Освящение мига (Пас) - страница 115

во «Введении в современную логику» («Число два — это два камня»), никакого смысла не несут (sinsentido). Но образ — это и не противоречие смыслу, и не его отсутствие. Итак, единство образа — не чисто формального свойства, которое как раз характерно для противоречащих смыслу высказываний и вообще для всех бессвязных или ничего не означающих предложений. Какой же смысл может нести образ, если он арена борьбы разноречивых значений?

Смысл поэтических образов — многоуровневый. Во-первых, они истинны, ведь поэт либо их увидел, либо услышал, они правдиво выражают его видение и его опыт. Речь, стало быть, идет о психологической правде, которая нас здесь нимало не интересует. Во-вторых, эти образы сами по себе объективная реальность: они суть произведения. Пейзаж, описанный Гонгорой, и природный пейзаж — вещи разные, но, хотя они и проживают в разных мирах, оба реальны и весомы. Это две реальности, существующие параллельно и независимо. В таком случае поэт не просто говорит правду, он делает нечто большее, сотворяя реальности, имеющие свою собственную правду — ту, что они существуют. У поэтических образов своя логика, и никого не возмущает, когда поэт говорит, что вода стеклянная или что «пиру — кузен ивы» (Карлос Пельисер>{111}. Пиру — род дерева в Латинской Америке). Но эта правда образа имеет смысл только в мире произведения. И наконец, поэт уверяет, что его образы что-то говорят нам о мире и о нас самих, и это что-то, даже самое нелепое, открывает нам, какие мы есть на самом деле. На чем основана эта претензия поэтического образа? В призрачной противоречивости или даже бессмысленности поэтических образов есть ли какой-нибудь смысл?

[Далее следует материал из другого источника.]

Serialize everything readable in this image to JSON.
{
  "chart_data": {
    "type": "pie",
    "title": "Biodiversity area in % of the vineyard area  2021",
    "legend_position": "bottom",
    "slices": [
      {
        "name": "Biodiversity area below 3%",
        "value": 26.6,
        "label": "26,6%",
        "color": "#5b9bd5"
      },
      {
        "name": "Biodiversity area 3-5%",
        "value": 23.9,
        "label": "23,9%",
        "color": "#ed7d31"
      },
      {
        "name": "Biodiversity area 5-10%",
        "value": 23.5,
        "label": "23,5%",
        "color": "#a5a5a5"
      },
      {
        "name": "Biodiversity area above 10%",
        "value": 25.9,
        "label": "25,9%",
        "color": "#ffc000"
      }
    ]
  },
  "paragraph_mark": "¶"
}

Когда мы воспринимаем какой-нибудь объект, он нам предстает как совокупность признаков, ощущений и значений. В миг восприятия эта множественность унифицируется. Объединяет же эту противоречивую совокупность качеств и форм смысл. У вещей есть смысл. Как показывает феноменологический анализ, даже самое простое, случайное и рассеянное восприятие не лишено интенциональности. Таким образом, на смыслах стоит не только язык, но и всякое восприятие реальности. Кажется, наш опыт неоднородности и неоднозначности вещей искупается их смыслом. Как и обычное восприятие, поэтический образ воспроизводит разнородную реальность, сообщая ей цельность. До сего момента поэт не делает ничего такого, чего не делали бы все остальные люди. А теперь посмотрим, как происходит эта унификация, как отличить ее от других форм передачи реальности.

Все существующие интерпретации реального — силлогизмы, описания, научные формулы, комментарии практического характера и т. д. — не воссоздают того, что пытаются передать, ограничиваясь представлением или описанием. К примеру, если мы видим стул, мы тут же схватываем его цвет, форму, материал, из которого он сделан, и т. д. Восприятие всех этих отдельных и разнородных свойств не мешает ухватить в том же акте восприятия значение стула — быть мебелью, утварью. Зато если нам нужно описать восприятие стула, следует действовать осмотрительно и не спеша: описать форму, цвет и так шаг за шагом, пока не дойдем до значения. В ходе описания объект мало-помалу утрачивает целостность. Сначала стул как форма, потом — из какой древесины он сделан, и наконец, чисто абстрактное значение: стул — предмет, который служит для того, чтобы на нем сидели. Но в стихах стул предстает нам внезапно и во всей своей целостности, вдруг привлекая наше внимание. Поэт не описывает стул, — он ставит его перед нами. Как и тогда, когда мы просто смотрим на стул, он предстает перед нами во всем блеске своих разнообразных качеств, увенчиваемых значением. Так образ воспроизводит миг восприятия, обязывая читателя восстанавливать увиденное в себе. Стих, ритмичная фраза, вызывает в памяти, воскрешает, пробуждает, воссоздает. Или, как говорил Мачадо, не представляет, но поставляет. Воссоздает, оживляет имеющийся опыт. Само собой, воскрешается не только наш повседневный опыт, оживает самое темное и далекое. Стихи заставляют вспомнить то, что мы забыли, — то, что мы, действительно, есть.